🤖 AI Summary
This work addresses the limitations of traditional malware detection approaches, which rely heavily on static features and struggle to effectively leverage semi-structured behavioral reports generated by sandboxing while remaining vulnerable to concept drift. To overcome these challenges, the authors propose Trident, a novel system that introduces, for the first time, a reasoning-capable large language model (LLM) to efficiently parse behavioral reports and automatically generate robust detection rules that do not require frequent retraining. Trident integrates static features, LLM-generated rules, and direct LLM-based analysis through a majority voting mechanism to achieve multi-source information fusion. Experimental results demonstrate that Trident outperforms purely static and single-behavior-rule methods in detection performance, exhibits robustness to concept drift comparable to active learning approaches, and maintains a low false positive rate.
📝 Abstract
Traditionally, machine learning methods for PE malware detection have relied on static features like byte histograms, string information, and PE header contents.
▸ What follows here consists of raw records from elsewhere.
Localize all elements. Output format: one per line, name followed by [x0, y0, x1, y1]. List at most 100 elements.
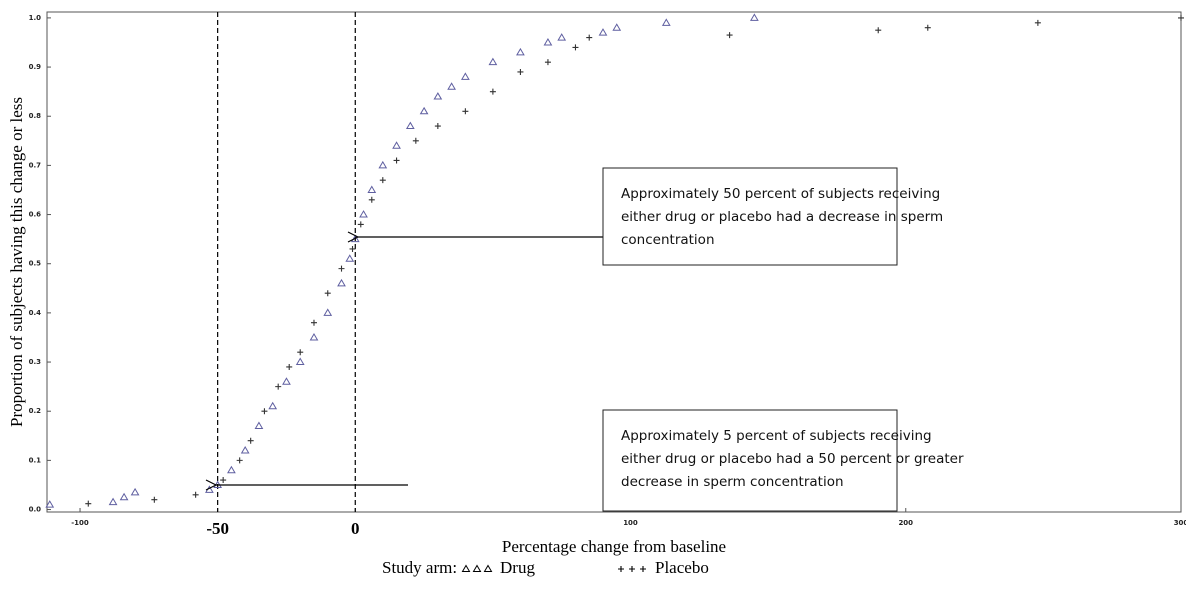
triangle-marker — [240, 446, 250, 454]
triangle-marker — [227, 465, 236, 474]
plus-marker — [247, 437, 254, 444]
triangle-marker — [516, 47, 525, 56]
legend-label: Drug — [500, 558, 535, 577]
triangle-marker — [488, 57, 498, 66]
triangle-marker — [367, 185, 377, 193]
plus-marker — [338, 265, 345, 272]
annotation-text: decrease in sperm concentration — [621, 474, 844, 490]
legend-title: Study arm: — [382, 558, 457, 577]
y-tick-label: 0.2 — [29, 407, 42, 415]
y-tick-label: 1.0 — [29, 14, 42, 22]
annotation-text: Approximately 5 percent of subjects rece… — [621, 428, 932, 444]
y-tick-label: 0.1 — [29, 456, 42, 464]
plus-marker — [586, 34, 593, 41]
plus-marker — [324, 290, 331, 297]
x-tick-label: 100 — [623, 519, 638, 527]
triangle-marker — [419, 106, 429, 115]
annotation-box — [602, 409, 898, 512]
plus-marker — [924, 24, 931, 31]
y-tick-label: 0.3 — [29, 358, 42, 366]
x-axis-label: Percentage change from baseline — [502, 537, 726, 556]
plus-marker — [368, 196, 375, 203]
y-axis-label: Proportion of subjects having this chang… — [7, 97, 26, 427]
triangle-marker — [750, 13, 759, 21]
triangle-marker — [598, 28, 608, 36]
plus-marker — [489, 88, 496, 95]
plus-marker — [412, 137, 419, 144]
x-tick-label: -100 — [71, 519, 89, 527]
plus-marker — [393, 157, 400, 164]
plus-marker — [1178, 14, 1184, 21]
y-tick-label: 0.7 — [29, 161, 42, 169]
triangle-marker — [268, 401, 278, 410]
triangle-marker — [612, 23, 622, 31]
x-tick-label: 300 — [1174, 519, 1186, 527]
annotation-text: concentration — [621, 232, 715, 248]
y-tick-label: 0.6 — [29, 211, 42, 219]
plus-marker — [220, 477, 227, 484]
plus-marker — [726, 32, 733, 39]
triangle-marker — [461, 564, 471, 572]
annotation-text: either drug or placebo had a decrease in… — [621, 209, 943, 225]
triangle-marker — [282, 377, 291, 385]
legend-label: Placebo — [655, 558, 709, 577]
x-tick-label: 0 — [351, 519, 360, 538]
y-tick-label: 0.8 — [29, 112, 42, 120]
plus-marker — [875, 27, 882, 34]
plus-marker — [151, 496, 158, 503]
plus-marker — [85, 500, 92, 507]
triangle-marker — [405, 121, 415, 130]
triangle-marker — [543, 37, 553, 46]
triangle-marker — [337, 278, 346, 287]
plot-frame — [46, 11, 1182, 513]
y-tick-label: 0.0 — [29, 506, 42, 514]
plus-marker — [640, 566, 646, 572]
legend: Study arm: Drug Placebo — [382, 558, 709, 577]
annotation-box — [602, 167, 898, 266]
plus-marker — [261, 408, 268, 415]
triangle-marker — [460, 72, 470, 80]
plus-marker — [434, 123, 441, 130]
triangle-marker — [447, 82, 456, 90]
annotation-text: either drug or placebo had a 50 percent … — [621, 451, 964, 467]
plus-marker — [629, 566, 635, 572]
y-tick-label: 0.5 — [29, 260, 42, 268]
triangle-marker — [309, 332, 319, 341]
triangle-marker — [359, 210, 368, 218]
plus-marker — [297, 349, 304, 356]
triangle-marker — [557, 33, 567, 41]
x-tick-label: 200 — [898, 519, 913, 527]
triangle-marker — [472, 564, 482, 572]
triangle-marker — [108, 497, 118, 506]
plus-marker — [357, 221, 364, 228]
plus-marker — [1034, 19, 1041, 26]
triangle-marker — [345, 254, 355, 262]
y-tick-label: 0.9 — [29, 63, 42, 71]
triangle-marker — [295, 357, 305, 366]
triangle-marker — [205, 485, 214, 493]
plus-marker — [275, 383, 282, 390]
plus-marker — [544, 59, 551, 66]
triangle-marker — [254, 421, 264, 429]
triangle-marker — [392, 141, 401, 149]
series — [85, 14, 1184, 507]
plus-marker — [310, 319, 317, 326]
y-tick-label: 0.4 — [29, 309, 42, 317]
triangle-marker — [483, 564, 493, 572]
plus-marker — [236, 457, 243, 464]
annotation-text: Approximately 50 percent of subjects rec… — [621, 186, 940, 202]
triangle-marker — [45, 500, 55, 508]
plus-marker — [379, 177, 386, 184]
plus-marker — [517, 68, 524, 75]
plus-marker — [349, 245, 356, 252]
plus-marker — [192, 491, 199, 498]
plus-marker — [462, 108, 469, 115]
plus-marker — [572, 44, 579, 51]
triangle-marker — [323, 308, 333, 316]
triangle-marker — [130, 487, 140, 496]
plus-marker — [618, 566, 624, 572]
triangle-marker — [661, 18, 671, 26]
x-tick-label: -50 — [206, 519, 229, 538]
One barrier to incorporating dynamic analysis features has been the semi-structured nature of sandbox behavior reports. We show that, using the latest generation of large language models with reasoning, it is possible to efficiently process these behavior reports and utilize them as part of a malware detection pipeline. Specifically, we leverage LLMs to generate behavior-based malware detection rules based on a small training set of labeled malware. We find that these detection rules, derived from behavioral features, are much more robust to concept drift than standard static-feature methods, while maintaining practical false positive rates. Finally, we introduce Trident, a system which combines a classic decision tree model over static features, our behavior-based detection rules, and direct LLM analysis of sandbox reports through majority voting. Trident outperforms standard methods using static features, outperforms behavior-based rules alone, and is as resilient to concept drift as active learning methods without requiring retraining.